Réunis au sein du Bloc républicain pour la défense de la Constitution, les responsables de l’opposition estiment que la situation du pays s’est dégradée sur les plans politique, social, économique et culturel. Ils affirment que les tensions actuelles exigent un cadre inclusif de concertation afin de renforcer la cohésion nationale et de relancer un pays confronté depuis des années à une forte fragilité institutionnelle et sécuritaire.
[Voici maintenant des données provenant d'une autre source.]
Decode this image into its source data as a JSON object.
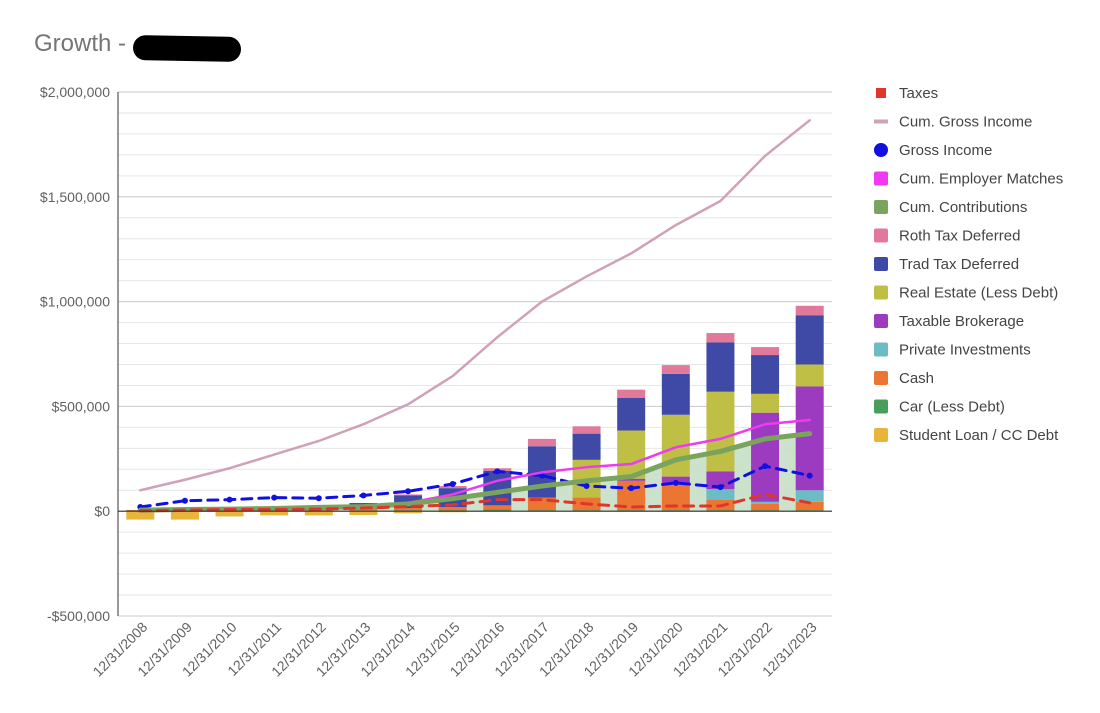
{
  "chart_data": {
    "type": "bar",
    "title": "Growth -",
    "title_redacted": true,
    "stacked": true,
    "categories": [
      "12/31/2008",
      "12/31/2009",
      "12/31/2010",
      "12/31/2011",
      "12/31/2012",
      "12/31/2013",
      "12/31/2014",
      "12/31/2015",
      "12/31/2016",
      "12/31/2017",
      "12/31/2018",
      "12/31/2019",
      "12/31/2020",
      "12/31/2021",
      "12/31/2022",
      "12/31/2023"
    ],
    "ylim": [
      -500000,
      2000000
    ],
    "yticks": [
      {
        "value": 2000000,
        "label": "$2,000,000"
      },
      {
        "value": 1500000,
        "label": "$1,500,000"
      },
      {
        "value": 1000000,
        "label": "$1,000,000"
      },
      {
        "value": 500000,
        "label": "$500,000"
      },
      {
        "value": 0,
        "label": "$0"
      },
      {
        "value": -500000,
        "label": "-$500,000"
      }
    ],
    "minor_gridlines_per_major": 5,
    "legend_position": "right",
    "bar_series": [
      {
        "name": "Student Loan / CC Debt",
        "color": "#e8b53a",
        "values": [
          -40000,
          -40000,
          -25000,
          -20000,
          -20000,
          -18000,
          -10000,
          -5000,
          0,
          0,
          0,
          0,
          0,
          0,
          0,
          0
        ]
      },
      {
        "name": "Car (Less Debt)",
        "color": "#4a9e5c",
        "values": [
          3000,
          3000,
          3000,
          3000,
          4000,
          4000,
          5000,
          5000,
          8000,
          5000,
          5000,
          5000,
          5000,
          5000,
          5000,
          5000
        ]
      },
      {
        "name": "Cash",
        "color": "#ec7532",
        "values": [
          3000,
          5000,
          8000,
          8000,
          8000,
          10000,
          10000,
          15000,
          20000,
          60000,
          60000,
          140000,
          130000,
          50000,
          30000,
          40000
        ]
      },
      {
        "name": "Private Investments",
        "color": "#6bbcc4",
        "values": [
          0,
          0,
          0,
          0,
          0,
          0,
          0,
          0,
          0,
          0,
          0,
          0,
          0,
          50000,
          10000,
          55000
        ]
      },
      {
        "name": "Taxable Brokerage",
        "color": "#9c3ac0",
        "values": [
          0,
          0,
          0,
          0,
          0,
          0,
          0,
          0,
          0,
          0,
          0,
          10000,
          30000,
          85000,
          425000,
          495000
        ]
      },
      {
        "name": "Real Estate (Less Debt)",
        "color": "#bfbf45",
        "values": [
          0,
          0,
          0,
          0,
          0,
          0,
          0,
          0,
          0,
          0,
          180000,
          230000,
          295000,
          380000,
          90000,
          105000
        ]
      },
      {
        "name": "Trad Tax Deferred",
        "color": "#3e4aa6",
        "values": [
          0,
          0,
          0,
          0,
          15000,
          25000,
          60000,
          90000,
          165000,
          245000,
          125000,
          155000,
          195000,
          235000,
          185000,
          235000
        ]
      },
      {
        "name": "Roth Tax Deferred",
        "color": "#e0799a",
        "values": [
          0,
          0,
          0,
          0,
          0,
          0,
          5000,
          10000,
          12000,
          35000,
          35000,
          40000,
          42000,
          45000,
          38000,
          45000
        ]
      }
    ],
    "line_series": [
      {
        "name": "Cum. Gross Income",
        "color": "#cfa2b9",
        "style": "solid",
        "values": [
          100000,
          150000,
          205000,
          270000,
          335000,
          415000,
          510000,
          645000,
          830000,
          1000000,
          1120000,
          1230000,
          1365000,
          1480000,
          1695000,
          1865000
        ]
      },
      {
        "name": "Gross Income",
        "color": "#1010e0",
        "style": "dashed",
        "values": [
          20000,
          50000,
          55000,
          65000,
          62000,
          75000,
          95000,
          130000,
          190000,
          170000,
          120000,
          110000,
          135000,
          115000,
          215000,
          170000
        ]
      },
      {
        "name": "Cum. Employer Matches",
        "color": "#ee3af0",
        "style": "solid",
        "values": [
          0,
          4000,
          8000,
          12000,
          18000,
          25000,
          40000,
          80000,
          145000,
          185000,
          210000,
          225000,
          305000,
          345000,
          415000,
          435000
        ]
      },
      {
        "name": "Cum. Contributions",
        "color": "#7aa35e",
        "style": "solid",
        "values": [
          5000,
          8000,
          10000,
          13000,
          18000,
          22000,
          35000,
          60000,
          90000,
          120000,
          145000,
          165000,
          245000,
          285000,
          345000,
          370000
        ]
      },
      {
        "name": "Taxes",
        "color": "#e0352b",
        "style": "dashed",
        "values": [
          2000,
          5000,
          8000,
          8000,
          10000,
          15000,
          22000,
          30000,
          55000,
          55000,
          35000,
          20000,
          25000,
          25000,
          80000,
          40000
        ]
      }
    ],
    "cum_contrib_fill_color": "#c6dfc6",
    "legend": [
      {
        "name": "Taxes",
        "color": "#e0352b",
        "marker": "square-small"
      },
      {
        "name": "Cum. Gross Income",
        "color": "#cfa2b9",
        "marker": "line"
      },
      {
        "name": "Gross Income",
        "color": "#1010e0",
        "marker": "circle"
      },
      {
        "name": "Cum. Employer Matches",
        "color": "#ee3af0",
        "marker": "square"
      },
      {
        "name": "Cum. Contributions",
        "color": "#7aa35e",
        "marker": "square"
      },
      {
        "name": "Roth Tax Deferred",
        "color": "#e0799a",
        "marker": "square"
      },
      {
        "name": "Trad Tax Deferred",
        "color": "#3e4aa6",
        "marker": "square"
      },
      {
        "name": "Real Estate (Less Debt)",
        "color": "#bfbf45",
        "marker": "square"
      },
      {
        "name": "Taxable Brokerage",
        "color": "#9c3ac0",
        "marker": "square"
      },
      {
        "name": "Private Investments",
        "color": "#6bbcc4",
        "marker": "square"
      },
      {
        "name": "Cash",
        "color": "#ec7532",
        "marker": "square"
      },
      {
        "name": "Car (Less Debt)",
        "color": "#4a9e5c",
        "marker": "square"
      },
      {
        "name": "Student Loan / CC Debt",
        "color": "#e8b53a",
        "marker": "square"
      }
    ]
  }
}
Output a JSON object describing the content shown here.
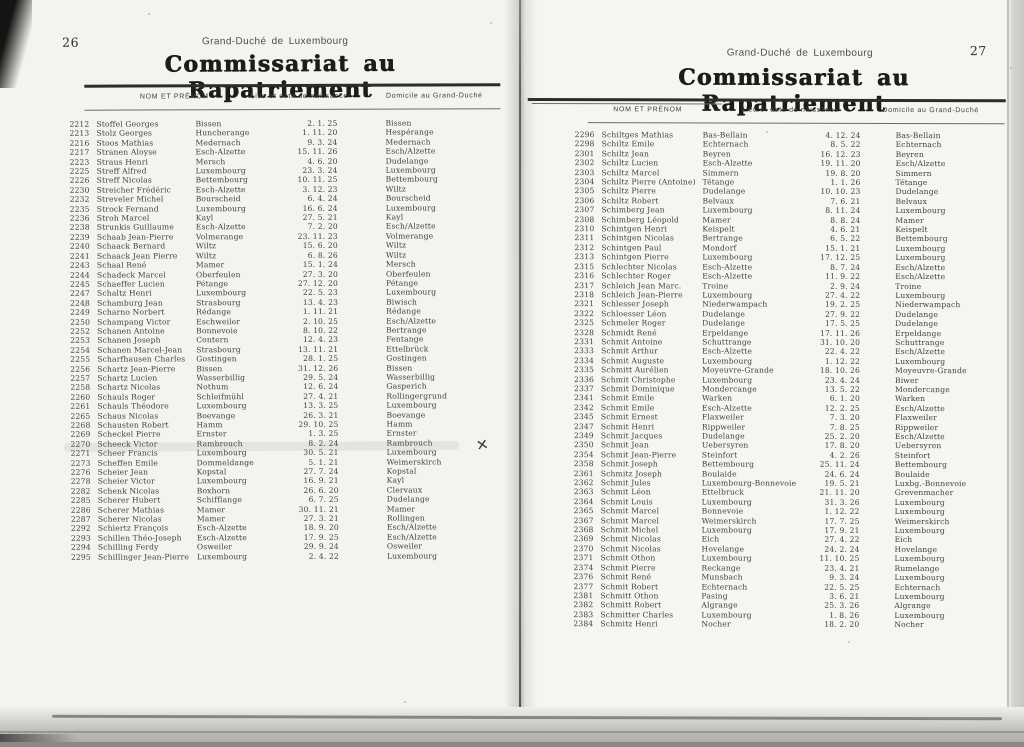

Un dialogue politique réclamé sur fond de crise persistante
Lors de leur conférence de presse, les dirigeants du bloc ont dressé un constat sévère de la gouvernance depuis 2016. Ils jugent insuffisantes les avancées enregistrées dans l’amélioration des conditions de vie, notamment dans les zones rurales, où l’accès aux services de base, aux infrastructures et à la sécurité reste limité. L’opposition soutient également que le boycott des élections du 28 décembre 2025 a été largement suivi, ce qu’elle présente comme un signal de défiance d’une partie de la population envers le processus politique en cours.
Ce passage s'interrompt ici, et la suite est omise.